Steps in Customer Value Analysis

Steps in Customer Value Analysis

If a company has a sound competitive intelligence system put in place and works, it is easier for the company to devise strategies to deal with competitors.

Because the information provided by the system will help the company decide which competitors should be attacked and which to avoid, managers usually go for customer value analysis before deciding on the attack and avoiding strategies. This analysis helps the company look at its strengths and weaknesses.

Customer value analysis also helps to identify the needs and wants of the target buyers and their rating of competing products in terms of their needs and wants.

Steps in Customer Value Analysis

Customer value analysis consists of five steps;

  1. Identifying the main attributes that customers value.
  2. Assessing the quantitative importance of the different attributes.
  3. Assessing the company’s and competitors’ performances on the different customer values against their rated importance.
  4. Examining how customers in a specific segment rate the company’s performance against a specific major competitor on an attribute-by-attribute basis.
  5. Monitoring customer values over time.

Step -1: Identifying the main attributes that customers value.

This may be identified by asking a group of representative customers of the target segment(s). You may ask them what they look for in a product and how they select a particular seller. You should record their responses to help you identify your company’s position in the minds of your target buyers.

Step-2: Assessing the quantitative importance of the different attributes.

To assess the importance of different attributes that customers consider important, you may request them to rank the attributes in order of ascending value. By averaging their rating, you can decide which attribute is most important, which comes next to it, and so on.

Step-3: Assessing the company’s and competitors’ performances on the different customer values against their rated importance.

On the third stage, you may ask your respondent customers to compare your company’s performance with that of your competitors with respect to each of the attributes they consider important.

Step-4: Examining how customers in a specific segment rate the company’s performance against a specific major competitor on an attribute-by-attribute basis.

ere respondent customers are requested to compare the company’s performance with that of the major competitors against each of the attributes of customers value. It helps the company identify its position with respect to its major competitor. This helps the company to decide whether it should raise its price, reduce it, or keep the price unchanged.

Step-5: Monitoring customer values over time.

Customers’ values always do not remain the same.
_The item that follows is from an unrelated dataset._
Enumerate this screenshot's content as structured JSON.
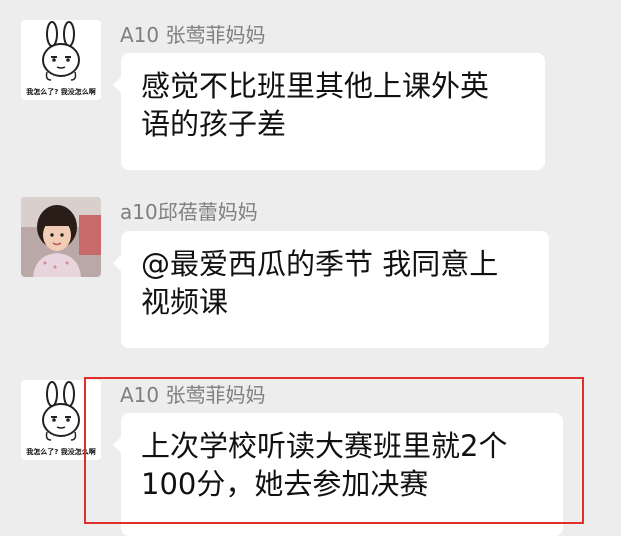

They may change with the elapse of time, and consequently, a company should, after certain intervals, measure customer values for revising its strategies if required.

Once the customer value analysis is done, the company can decide on the attack and avoid strategies.

To decide on this, it should analyze different classes of competitors. This analysis helps the company decide which competitor(s) to be attacked and avoid. Let us now look at different classes of competitors :

Weak versus Strong Competitors

The usual practice found in the industry is to attack weak competitors and to avoid the strong ones. If you attack the weaker ones, it requires you to spend limited resources and time. But it is not always advisable to attack only the weaker competitors.

You should, at times, decide to attack stronger ones. It helps you to acquire the latest technologies and improve your image and goodwill in the market. On the contrary, if you always attack weak competitors, you may have zero improvements in your acquiring new technologies and increasing image.

Distant versus Close Competitors

Some of the competitors may be very close to you in terms of product, offer prices, and other aspects, whereas others may not resemble you in these respects.

Normally, companies prefer attacking their close competitors and avoiding distant ones. The purpose of competing with close competitors is not to destroy them but to make the market situation more healthy.

Bad versus Good Competitors

In almost every industry, there are good as well as bad firms in operation. Companies should help their good competitors grow and attack bad ones so that they are eliminated.

Companies support their good competitors since they conform to the industry’s rule, make a realistic assumption about the industry’s growth potential, set prices in a reasonable relation to costs, favor a healthy industry, limit themselves to a segment of the industry, motivate others to lower costs or improve differentiation, and accept the general level of their share and profits.

But the bad competitors do not conform to the industry’s rules and take unusual risks, invest in over-capacity, and upset the equilibrium of the industry. Bad competitors, in fact, try to destroy the industry and take advantage of it.